Dabei spiele es keine Rolle, was genau der Grund für die nötige Neuansaat ist. Es kann also auch sein, dass der Mais einer Parzelle nach einem Starkniederschlag ersäuft und in so einem Fall KWS die Hälfte der Saatgutkosten für die Neuansaat direkt übernimmt. Alle Arten von Schäden sind abgesichert.

Simona Schwarzenbach erhofft sich eine rege Teilnahme der Landwirte am Projekt. «Letztes Jahr wurde ‹Corn Seed Service› in Deutschland erfolgreich lanciert. Es wäre schön, wenn wir in der Schweiz gegen 2000 Landwirte mit diesem Service erreichen könnten», so Schwarzenbach. Wichtig dabei ist: Die Anmeldung muss innert fünf Tage nach der Saat erfolgen. Man kann sich also nicht erst nach einem Schadenfall rückwirkend registrieren.

Versuche zu neuen Beizmitteln laufen

Korit, das Ersatzprodukt für Mesurol, dürfte in der Schweiz nur für eine beschränkte Zeitdauer zugelassen sein. Aus diesem Grund ist KWS intensiv dabei, neue Beizmittel mit Repellentwirkung gegen Vogelfrass zu testen. «Vielversprechende Produkte sind in der Testphase», gibt Simona Schwarzenbach Auskunft. Sie rechnet damit, dass Korit noch bis und mit der Anbausaison 2022 eingesetzt werden darf.

Phosphor so nahe wie möglich beim Saatkorn platzieren

Mikrogranulate im Mais waren auch ein Thema bei den Landi-Wintervorträgen. Der Landor-Berater Hans Hirschi hat die theoretischen Hintergründe erläutert: «Phosphor fördert die Zellteilung und -streckung sowie die Energieversorgung der Pflanzenzellen. Dieser Nährstoff ist im Boden aber nur sehr beschränkt mobil, weshalb es wichtig ist, den Phosphor so nahe wie möglich beim Saatkorn zu platzieren», so Düngeberater Hans Hirschi. So kann der junge Mais bereits sehr früh Phosphor aufnehmen.

Im Unterschied zur Unterfussdüngung werden Mikrogranulate direkt beim Saatkorn platziert. Bei der Unterfussdüngung erfolgt die Ablage üblicherweise 5 bis 7 cm vom Saatkorn entfernt.

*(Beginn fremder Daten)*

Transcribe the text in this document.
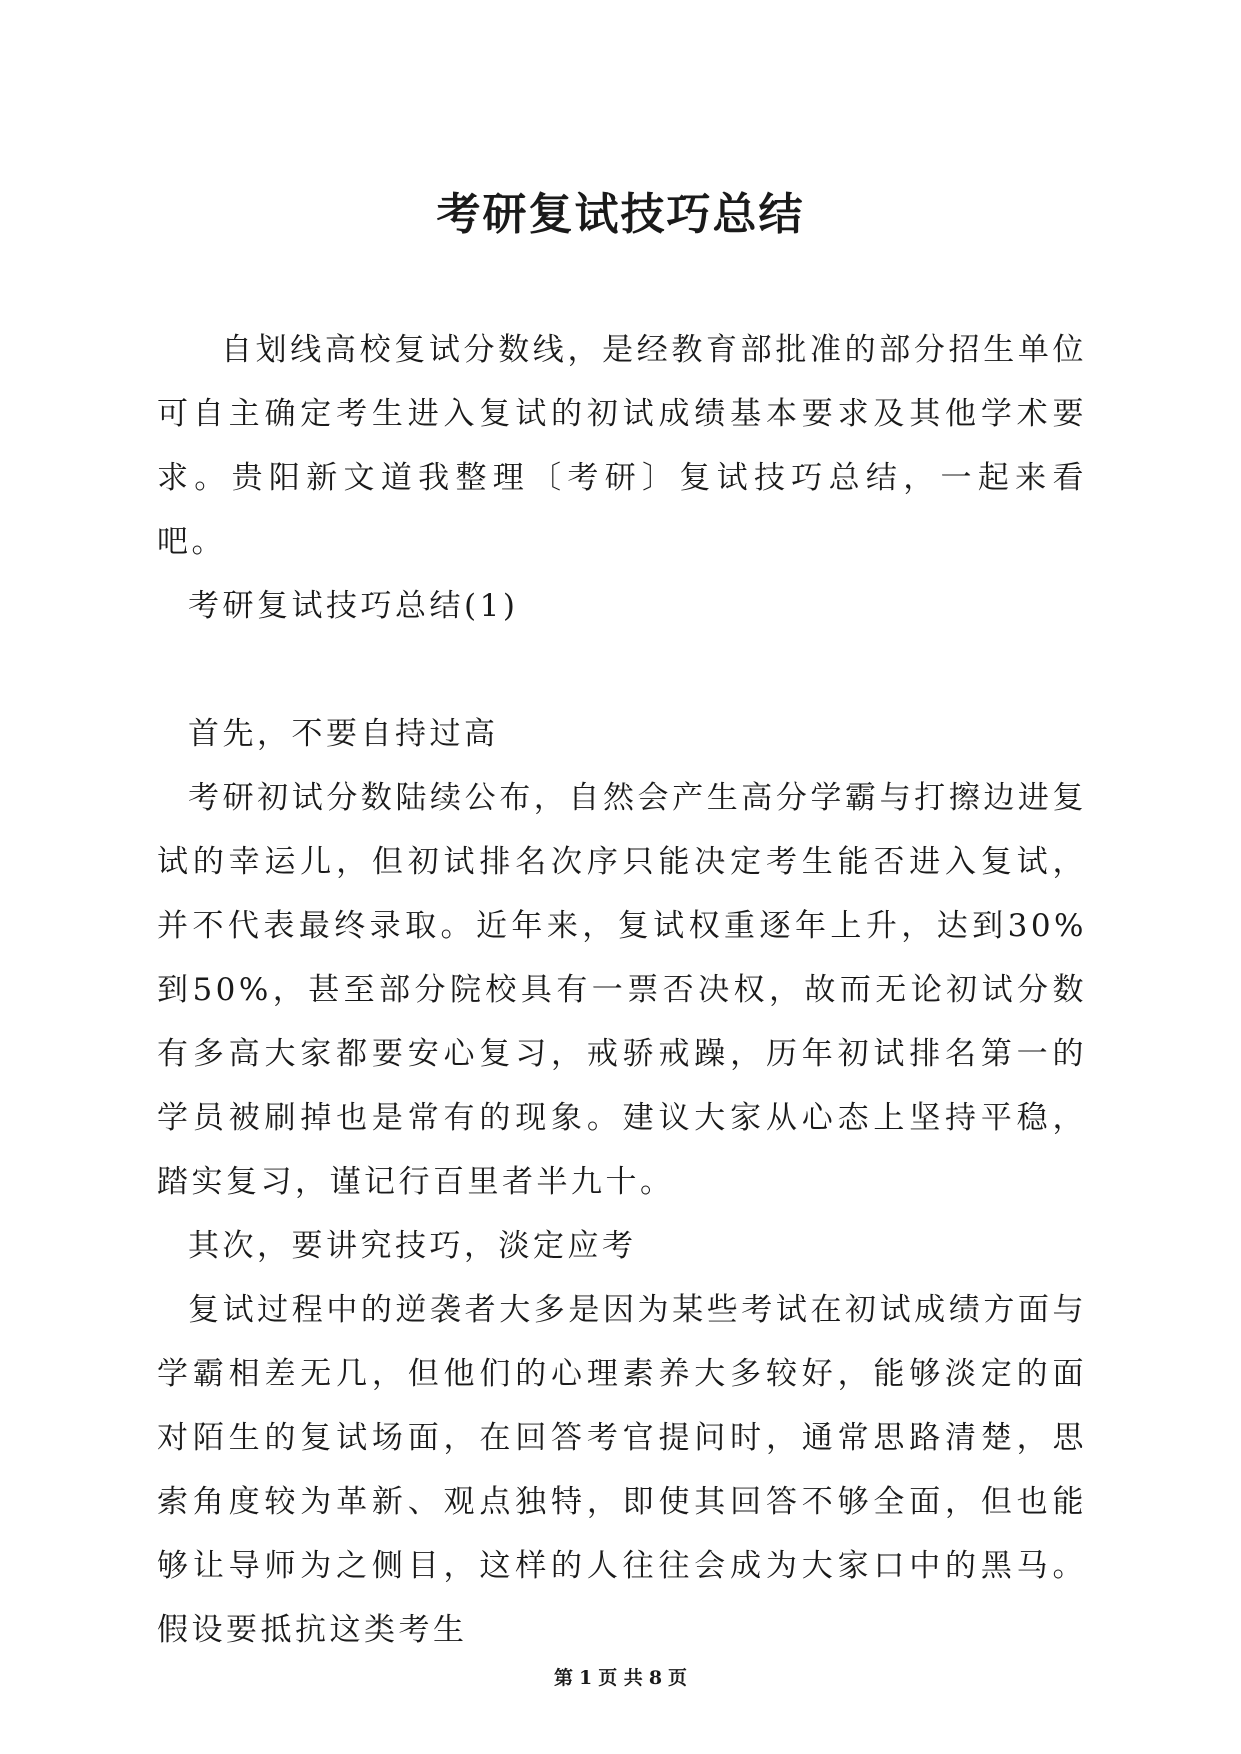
考研复试技巧总结

自划线高校复试分数线，是经教育部批准的部分招生单位可自主确定考生进入复试的初试成绩基本要求及其他学术要求。贵阳新文道我整理〔考研〕复试技巧总结，一起来看吧。

考研复试技巧总结(1)

首先，不要自持过高

考研初试分数陆续公布，自然会产生高分学霸与打擦边进复试的幸运儿，但初试排名次序只能决定考生能否进入复试，并不代表最终录取。近年来，复试权重逐年上升，达到30%到50%，甚至部分院校具有一票否决权，故而无论初试分数有多高大家都要安心复习，戒骄戒躁，历年初试排名第一的学员被刷掉也是常有的现象。建议大家从心态上坚持平稳，踏实复习，谨记行百里者半九十。

其次，要讲究技巧，淡定应考

复试过程中的逆袭者大多是因为某些考试在初试成绩方面与学霸相差无几，但他们的心理素养大多较好，能够淡定的面对陌生的复试场面，在回答考官提问时，通常思路清楚，思索角度较为革新、观点独特，即使其回答不够全面，但也能够让导师为之侧目，这样的人往往会成为大家口中的黑马。假设要抵抗这类考生

第 1 页 共 8 页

Im Rahmen der Feldtage 2020 in Kölliken wurden im Mais verschiedene Dünge-Varianten getestet. Es zeigte sich, dass sich mit Mikrogranulat – in diesem Fall der Landor-Dünger Microstar PZ+TPP in Kombination mit dem No-Till Unterfussdünger – gegenüber dem Verfahren mit DAP eine Ertragssteigerung von 7,7 kg pro Are erzielen liess. «So resultierte bei identischen Nährstoffmengen in der Variante mit 30 kg/ha Microstar PZ+TPP trotz Fr. 113.–/ha höheren Düngerkosten ein um Fr. 243.–/ha höherer Frankenertrag als beim Verfahren mit DAP», fasst Hans Hirschi zusammen.

Einen weiteren Vorteil sieht Hirschi bei der ausgeprägteren Wurzelbildung. Diese dürfte sich insbesondere bei Trockenheit positiv auswirken. Der Düngerberater kommt zum Schluss, dass eine Kombination aus Mikrogranulat-Dünger und allenfalls auch Unterfussdüngung mit ganzflächig eingearbeitetem Dünger Sinn mache. «Auch in der Fläche zwischen den Reihen sollte die Versorgung mit Nährstoffen nicht ausser Acht gelassen werden», mahnt Hans Hirschi.